La storiella sembra divertente e magari raccontata così lo è. Ma è una di quelle cose che appaiono insignificanti a chi di esse non deve preoccuparsi, e che invece contribuiscono giorno dopo giorno, insieme a tante altre, a farti percepire fuori dal mondo. Oggi sono stati i pantaloni, ieri era la crisi scatenata dai vicini che guardavano la televisione a un volume che io – e solo io – percepivo troppo alto.

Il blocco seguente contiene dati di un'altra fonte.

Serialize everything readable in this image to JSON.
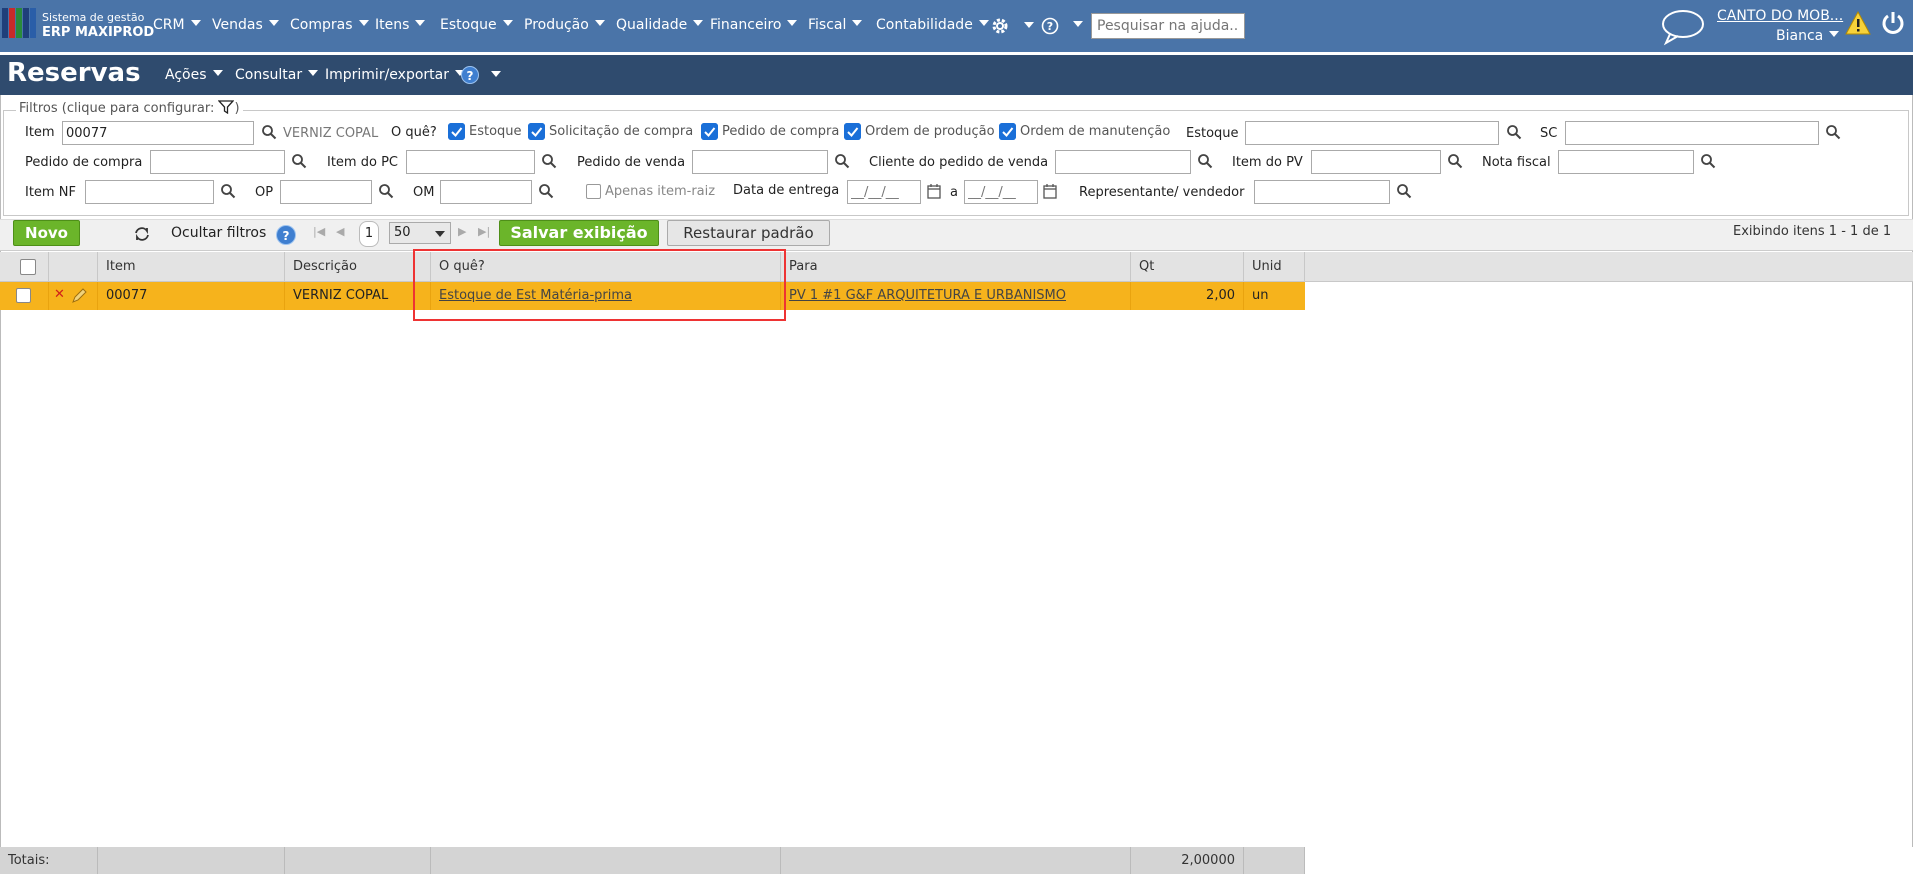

E ogni giorno ce ne sono tanti, di questi piccoli scontri con una realtà spesso inospitale, con la normalità che ovviamente di certe cose non si cura perché non ne immagina l’esistenza.

Per questo trovo importante spiegare anche particolarità apparentemente insignificanti come questa, perché così la prossima volta che quella bambina autistica in classe cercherà di sfilarsi le scarpe e i calzini, non apparirà come una creatura in preda alla follia; perché si comprenda quanto possa essere difficile concentrarsi su un discorso, su una lezione o durante una riunione di lavoro quando l’etichetta della maglietta, che per la fretta non hai potuto tagliare, ha deciso di renderti la vita impossibile e dirottare tutta la tua attenzione sulla sensazione di aghi che ti trafiggono la tua pelle.

È importante raccontare anche quelle cose che a persone non autistiche sembrano sciocchezze proprio perché, se così appaiono alla maggioranza, è solo perché di quelle cose loro non devono preoccuparsi. Minuscolo, sicuramente, ma anche poter scegliere i vestiti senza il timore che si rivelino degli strumenti di tortura e sofferenza è un piccolo privilegio del quale alcune persone non possono godere. Un piccolissimo ostacolo che si va a sommare a tanti altri creando quella sensazione di essere sempre, costantemente, fuori luogo.

P. S. A dimostrazione che l’ipersensibilità tattile è parecchio diffusa tra le persone autistiche, stanno sorgendo diverse linee di abbigliamento specifiche senza cuciture né etichette e con tessuti particolarmente comodi, basta cercare su Google e vi si aprirà un mondo.